Let’s remember the people whose lives were invaded and
harmed by over-zealous “church discipline,” and let’s start conversations about
what Matthew 18 accountability looks like in responsible, non-controlling
Let’s consider the people who lost friendships because of
ill-applied notions of “shunning” within the Mars Hill system. We must
encourage a church culture of open arms instead of closed doors.
Let’s allow ourselves outrage that men who differed from
the lead pastor were belittled as un-masculine. Let’s acknowledge that women
were gaslighted, limited, degraded, controlled, and used as insults—and channel
the energy of our indignation into a public message of acceptance and gender
Let’s be mindful of the people who shouldered the label of
“sinful” because they had questions about these questionable things. Let’s be
clear with pastors and churches that accountability is important and healthy.
Let’s feel compassion for gay individuals who saw
themselves held up as punching bags instead of hearing responsible theological
discussion about homosexuality. Let’s never turn gay individuals into a joke.
Let’s be grown-up citizens for a few seconds and notice
that people’s intellectual property was stolen over the course of several
books. Let’s have standards equal to your average 18-year-old English 101 student
and call that what it is: plagiarism.
Let’s soberly remember that people who spoke up about these
things were called names. Divisive, bitter, grudge-holders, wrong, sinful,
crazy. Let’s commit to recognizing spiritual abuse and taking it seriously.

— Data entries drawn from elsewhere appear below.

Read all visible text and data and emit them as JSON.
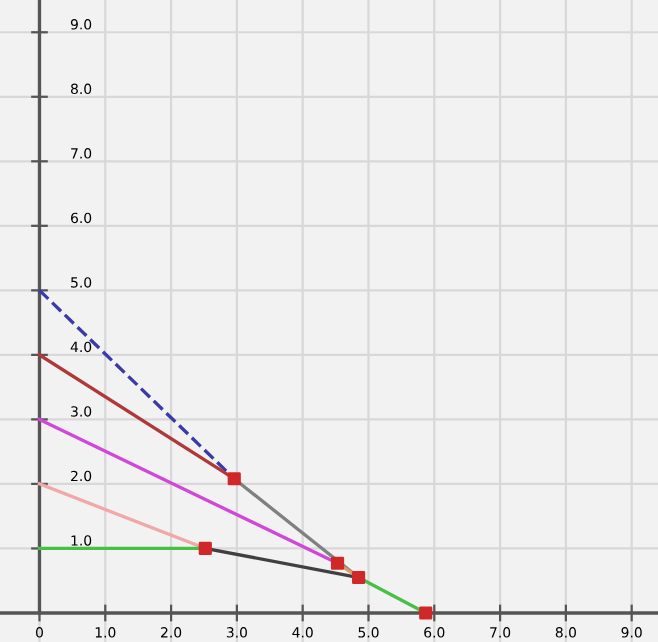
{
  "chart_data": {
    "type": "line",
    "xlim": [
      -0.6,
      9.4
    ],
    "ylim": [
      -0.45,
      9.5
    ],
    "xticks": [
      {
        "value": 0,
        "label": "0"
      },
      {
        "value": 1,
        "label": "1.0"
      },
      {
        "value": 2,
        "label": "2.0"
      },
      {
        "value": 3,
        "label": "3.0"
      },
      {
        "value": 4,
        "label": "4.0"
      },
      {
        "value": 5,
        "label": "5.0"
      },
      {
        "value": 6,
        "label": "6.0"
      },
      {
        "value": 7,
        "label": "7.0"
      },
      {
        "value": 8,
        "label": "8.0"
      },
      {
        "value": 9,
        "label": "9.0"
      }
    ],
    "yticks": [
      {
        "value": 1,
        "label": "1.0"
      },
      {
        "value": 2,
        "label": "2.0"
      },
      {
        "value": 3,
        "label": "3.0"
      },
      {
        "value": 4,
        "label": "4.0"
      },
      {
        "value": 5,
        "label": "5.0"
      },
      {
        "value": 6,
        "label": "6.0"
      },
      {
        "value": 7,
        "label": "7.0"
      },
      {
        "value": 8,
        "label": "8.0"
      },
      {
        "value": 9,
        "label": "9.0"
      }
    ],
    "grid": true,
    "legend": false,
    "marker": "none",
    "series": [
      {
        "color": "#3a3aa8",
        "x": [
          0,
          2.96
        ],
        "values": [
          5,
          2.08
        ],
        "line_style": "dashed"
      },
      {
        "color": "#b03838",
        "x": [
          0,
          2.96
        ],
        "values": [
          4,
          2.08
        ]
      },
      {
        "color": "#d048d8",
        "x": [
          0,
          4.53
        ],
        "values": [
          3,
          0.77
        ]
      },
      {
        "color": "#f0a8a8",
        "x": [
          0,
          2.52
        ],
        "values": [
          2,
          1.0
        ]
      },
      {
        "color": "#48c048",
        "x": [
          0,
          2.52
        ],
        "values": [
          1,
          1.0
        ]
      },
      {
        "color": "#808080",
        "x": [
          2.96,
          4.85
        ],
        "values": [
          2.08,
          0.55
        ]
      },
      {
        "color": "#404040",
        "x": [
          2.52,
          4.85
        ],
        "values": [
          1.0,
          0.55
        ]
      },
      {
        "color": "#e09868",
        "x": [
          4.53,
          4.85
        ],
        "values": [
          0.77,
          0.55
        ]
      },
      {
        "color": "#48c048",
        "x": [
          4.85,
          5.87
        ],
        "values": [
          0.55,
          0
        ]
      },
      {
        "type": "scatter",
        "color": "#d02828",
        "marker": "square",
        "x": [
          2.96,
          2.52,
          4.53,
          4.85,
          5.87
        ],
        "values": [
          2.08,
          1.0,
          0.77,
          0.55,
          0
        ]
      }
    ]
  }
}
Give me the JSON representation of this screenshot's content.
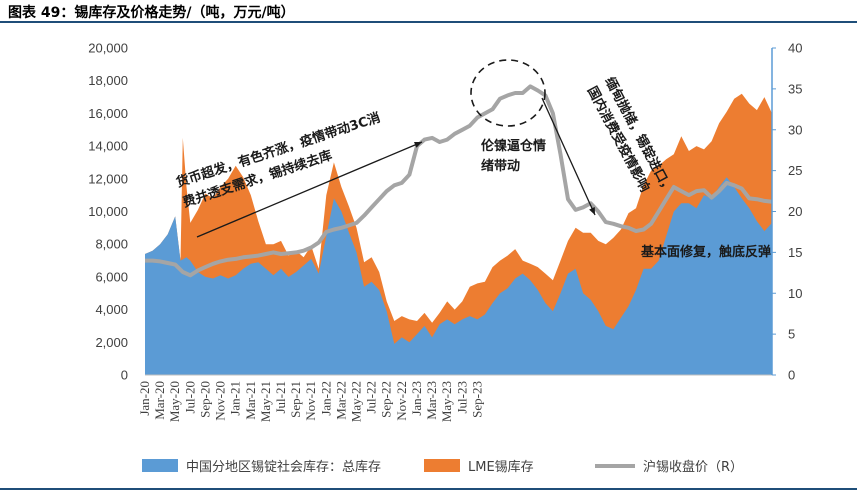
{
  "figure": {
    "title": "图表 49：锡库存及价格走势/（吨，万元/吨）"
  },
  "colors": {
    "china_stock": "#5b9bd5",
    "lme_stock": "#ed7d31",
    "price": "#a5a5a5",
    "axis_right": "#5b9bd5",
    "title_rule": "#1f4e79"
  },
  "chart_data": {
    "type": "area",
    "x_ticks": [
      "Jan-20",
      "Mar-20",
      "May-20",
      "Jul-20",
      "Sep-20",
      "Nov-20",
      "Jan-21",
      "Mar-21",
      "May-21",
      "Jul-21",
      "Sep-21",
      "Nov-21",
      "Jan-22",
      "Mar-22",
      "May-22",
      "Jul-22",
      "Sep-22",
      "Nov-22",
      "Jan-23",
      "Mar-23",
      "May-23",
      "Jul-23",
      "Sep-23"
    ],
    "y_left": {
      "min": 0,
      "max": 20000,
      "step": 2000,
      "tick_labels": [
        "0",
        "2,000",
        "4,000",
        "6,000",
        "8,000",
        "10,000",
        "12,000",
        "14,000",
        "16,000",
        "18,000",
        "20,000"
      ]
    },
    "y_right": {
      "min": 0,
      "max": 40,
      "step": 5,
      "tick_labels": [
        "0",
        "5",
        "10",
        "15",
        "20",
        "25",
        "30",
        "35",
        "40"
      ]
    },
    "series": [
      {
        "name": "中国分地区锡锭社会库存：总库存",
        "kind": "area",
        "axis": "left",
        "color": "#5b9bd5",
        "points": [
          [
            0,
            7400
          ],
          [
            1,
            7600
          ],
          [
            2,
            8000
          ],
          [
            3,
            8600
          ],
          [
            4,
            9700
          ],
          [
            4.7,
            7000
          ],
          [
            5.5,
            7200
          ],
          [
            6,
            7000
          ],
          [
            7,
            6300
          ],
          [
            8,
            6000
          ],
          [
            9,
            5900
          ],
          [
            10,
            6100
          ],
          [
            11,
            5900
          ],
          [
            12,
            6100
          ],
          [
            13,
            6500
          ],
          [
            14,
            6800
          ],
          [
            15,
            6900
          ],
          [
            16,
            6500
          ],
          [
            17,
            6100
          ],
          [
            18,
            6500
          ],
          [
            19,
            6000
          ],
          [
            20,
            6300
          ],
          [
            21,
            6700
          ],
          [
            22,
            7100
          ],
          [
            23,
            6200
          ],
          [
            24,
            8500
          ],
          [
            25,
            10800
          ],
          [
            26,
            10000
          ],
          [
            27,
            8700
          ],
          [
            28,
            7500
          ],
          [
            29,
            5400
          ],
          [
            30,
            5700
          ],
          [
            31,
            5200
          ],
          [
            32,
            3900
          ],
          [
            33,
            1900
          ],
          [
            34,
            2300
          ],
          [
            35,
            2000
          ],
          [
            36,
            2500
          ],
          [
            37,
            3000
          ],
          [
            38,
            2300
          ],
          [
            39,
            3100
          ],
          [
            40,
            3400
          ],
          [
            41,
            3100
          ],
          [
            42,
            3400
          ],
          [
            43,
            3600
          ],
          [
            44,
            3400
          ],
          [
            45,
            3700
          ],
          [
            46,
            4400
          ],
          [
            47,
            5000
          ],
          [
            48,
            5300
          ],
          [
            49,
            5900
          ],
          [
            50,
            6200
          ],
          [
            51,
            5800
          ],
          [
            52,
            5200
          ],
          [
            53,
            4400
          ],
          [
            54,
            3900
          ],
          [
            55,
            5000
          ],
          [
            56,
            6200
          ],
          [
            57,
            6500
          ],
          [
            58,
            5000
          ],
          [
            59,
            4600
          ],
          [
            60,
            3900
          ],
          [
            61,
            3000
          ],
          [
            62,
            2800
          ],
          [
            63,
            3500
          ],
          [
            64,
            4200
          ],
          [
            65,
            5200
          ],
          [
            66,
            6500
          ],
          [
            67,
            6500
          ],
          [
            68,
            7000
          ],
          [
            69,
            8500
          ],
          [
            70,
            10000
          ],
          [
            71,
            10500
          ],
          [
            72,
            10500
          ],
          [
            73,
            10200
          ],
          [
            74,
            11000
          ],
          [
            75,
            10800
          ],
          [
            76,
            11500
          ],
          [
            77,
            12100
          ],
          [
            78,
            11500
          ],
          [
            79,
            10800
          ],
          [
            80,
            10200
          ],
          [
            81,
            9400
          ],
          [
            82,
            8800
          ],
          [
            83,
            9300
          ]
        ]
      },
      {
        "name": "LME锡库存",
        "kind": "area",
        "axis": "left",
        "color": "#ed7d31",
        "points": [
          [
            0,
            7400
          ],
          [
            1,
            7600
          ],
          [
            2,
            8000
          ],
          [
            3,
            8600
          ],
          [
            4,
            9700
          ],
          [
            4.7,
            7000
          ],
          [
            5,
            14500
          ],
          [
            5.5,
            11500
          ],
          [
            6,
            9300
          ],
          [
            7,
            10100
          ],
          [
            8,
            11100
          ],
          [
            9,
            10800
          ],
          [
            10,
            11500
          ],
          [
            11,
            12000
          ],
          [
            12,
            12800
          ],
          [
            13,
            12100
          ],
          [
            14,
            11000
          ],
          [
            15,
            9400
          ],
          [
            16,
            8000
          ],
          [
            17,
            8000
          ],
          [
            18,
            8200
          ],
          [
            19,
            7300
          ],
          [
            20,
            7600
          ],
          [
            21,
            7200
          ],
          [
            22,
            7900
          ],
          [
            23,
            6500
          ],
          [
            24,
            11000
          ],
          [
            25,
            13000
          ],
          [
            26,
            11500
          ],
          [
            27,
            10300
          ],
          [
            28,
            9000
          ],
          [
            29,
            6900
          ],
          [
            30,
            7200
          ],
          [
            31,
            6300
          ],
          [
            32,
            4500
          ],
          [
            33,
            3300
          ],
          [
            34,
            3600
          ],
          [
            35,
            3400
          ],
          [
            36,
            3300
          ],
          [
            37,
            3800
          ],
          [
            38,
            3200
          ],
          [
            39,
            3800
          ],
          [
            40,
            4500
          ],
          [
            41,
            4000
          ],
          [
            42,
            4500
          ],
          [
            43,
            5400
          ],
          [
            44,
            5600
          ],
          [
            45,
            5700
          ],
          [
            46,
            6600
          ],
          [
            47,
            7000
          ],
          [
            48,
            7300
          ],
          [
            49,
            7700
          ],
          [
            50,
            7000
          ],
          [
            51,
            6800
          ],
          [
            52,
            6600
          ],
          [
            53,
            6200
          ],
          [
            54,
            5800
          ],
          [
            55,
            7000
          ],
          [
            56,
            8200
          ],
          [
            57,
            9000
          ],
          [
            58,
            8700
          ],
          [
            59,
            8700
          ],
          [
            60,
            8200
          ],
          [
            61,
            8000
          ],
          [
            62,
            8400
          ],
          [
            63,
            8900
          ],
          [
            64,
            9900
          ],
          [
            65,
            10200
          ],
          [
            66,
            11600
          ],
          [
            67,
            12500
          ],
          [
            68,
            12800
          ],
          [
            69,
            13200
          ],
          [
            70,
            13500
          ],
          [
            71,
            14600
          ],
          [
            72,
            13700
          ],
          [
            73,
            14000
          ],
          [
            74,
            13800
          ],
          [
            75,
            14300
          ],
          [
            76,
            15400
          ],
          [
            77,
            16100
          ],
          [
            78,
            16900
          ],
          [
            79,
            17200
          ],
          [
            80,
            16600
          ],
          [
            81,
            16200
          ],
          [
            82,
            17000
          ],
          [
            83,
            16000
          ]
        ]
      },
      {
        "name": "沪锡收盘价（R）",
        "kind": "line",
        "axis": "right",
        "color": "#a5a5a5",
        "points": [
          [
            0,
            14
          ],
          [
            1,
            14
          ],
          [
            2,
            13.9
          ],
          [
            3,
            13.7
          ],
          [
            4,
            13.5
          ],
          [
            5,
            12.6
          ],
          [
            6,
            12.2
          ],
          [
            7,
            12.8
          ],
          [
            8,
            13.2
          ],
          [
            9,
            13.6
          ],
          [
            10,
            13.9
          ],
          [
            11,
            14.1
          ],
          [
            12,
            14.2
          ],
          [
            13,
            14.4
          ],
          [
            14,
            14.5
          ],
          [
            15,
            14.6
          ],
          [
            16,
            14.8
          ],
          [
            17,
            15
          ],
          [
            18,
            14.8
          ],
          [
            19,
            14.9
          ],
          [
            20,
            15
          ],
          [
            21,
            15.2
          ],
          [
            22,
            15.6
          ],
          [
            23,
            16.2
          ],
          [
            24,
            17.5
          ],
          [
            25,
            17.8
          ],
          [
            26,
            18
          ],
          [
            27,
            18.3
          ],
          [
            28,
            18.6
          ],
          [
            29,
            19.5
          ],
          [
            30,
            20.5
          ],
          [
            31,
            21.5
          ],
          [
            32,
            22.5
          ],
          [
            33,
            23.2
          ],
          [
            34,
            23.5
          ],
          [
            35,
            24.5
          ],
          [
            36,
            28
          ],
          [
            37,
            28.8
          ],
          [
            38,
            29
          ],
          [
            39,
            28.5
          ],
          [
            40,
            28.8
          ],
          [
            41,
            29.5
          ],
          [
            42,
            30
          ],
          [
            43,
            30.5
          ],
          [
            44,
            31.5
          ],
          [
            45,
            32
          ],
          [
            46,
            32.5
          ],
          [
            47,
            33.8
          ],
          [
            48,
            34.2
          ],
          [
            49,
            34.5
          ],
          [
            50,
            34.5
          ],
          [
            51,
            35.3
          ],
          [
            52,
            34.8
          ],
          [
            53,
            34.2
          ],
          [
            54,
            32
          ],
          [
            55,
            27
          ],
          [
            56,
            21.5
          ],
          [
            57,
            20.2
          ],
          [
            58,
            20.5
          ],
          [
            59,
            21
          ],
          [
            60,
            20
          ],
          [
            61,
            18.7
          ],
          [
            62,
            18.5
          ],
          [
            63,
            18.2
          ],
          [
            64,
            18
          ],
          [
            65,
            17.6
          ],
          [
            66,
            17.8
          ],
          [
            67,
            18.5
          ],
          [
            68,
            20
          ],
          [
            69,
            21.5
          ],
          [
            70,
            23
          ],
          [
            71,
            22.5
          ],
          [
            72,
            22
          ],
          [
            73,
            22.5
          ],
          [
            74,
            22.6
          ],
          [
            75,
            21.7
          ],
          [
            76,
            22.5
          ],
          [
            77,
            23.5
          ],
          [
            78,
            23.2
          ],
          [
            79,
            22.8
          ],
          [
            80,
            21.6
          ],
          [
            81,
            21.5
          ],
          [
            82,
            21.3
          ],
          [
            83,
            21.2
          ]
        ]
      }
    ],
    "annotations": [
      {
        "lines": [
          "货币超发，有色齐涨，疫情带动3C消",
          "费并透支需求，锡持续去库"
        ]
      },
      {
        "lines": [
          "伦镍逼仓情",
          "绪带动"
        ]
      },
      {
        "lines": [
          "缅甸抛储，锡锭进口，",
          "国内消费受疫情影响"
        ]
      },
      {
        "lines": [
          "基本面修复，触底反弹"
        ]
      }
    ],
    "legend_position": "bottom"
  }
}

(Let’s also agree not to call women penis homes anymore.
Add this to the list of things I never thought I’d have to say.)
It is vital for the church to use this high-profile moment
for serious reflection about the nature of abuse, the signs of denial, and the
office of pastor.
To be honest, I’d rather turn the spotlight on those things
than continue to obsess about Driscoll in particular. I wish him no harm, only
that he would come to accept responsibility for what he’s done (that always
looks messy but is always ultimately a good thing for the offender and the
offended). I know that Jesus loves him just as much as me, and sees both our
sins, and I’m okay with that, and none of that means we ignore the hurt that
victims are going through. Love is big enough to love everyone. Love is big
enough to make everyone look at their ugly truths, and then offer a way out.
I pray this opens a chapter of greater awareness about spiritual
abuse in the North American church world. I pray that somehow, all of this
turns out right.
I also pray that it will be a little while before I have to
read anything else written by Mark Driscoll. I may not wish the man any harm,
but I sure could use a break from him.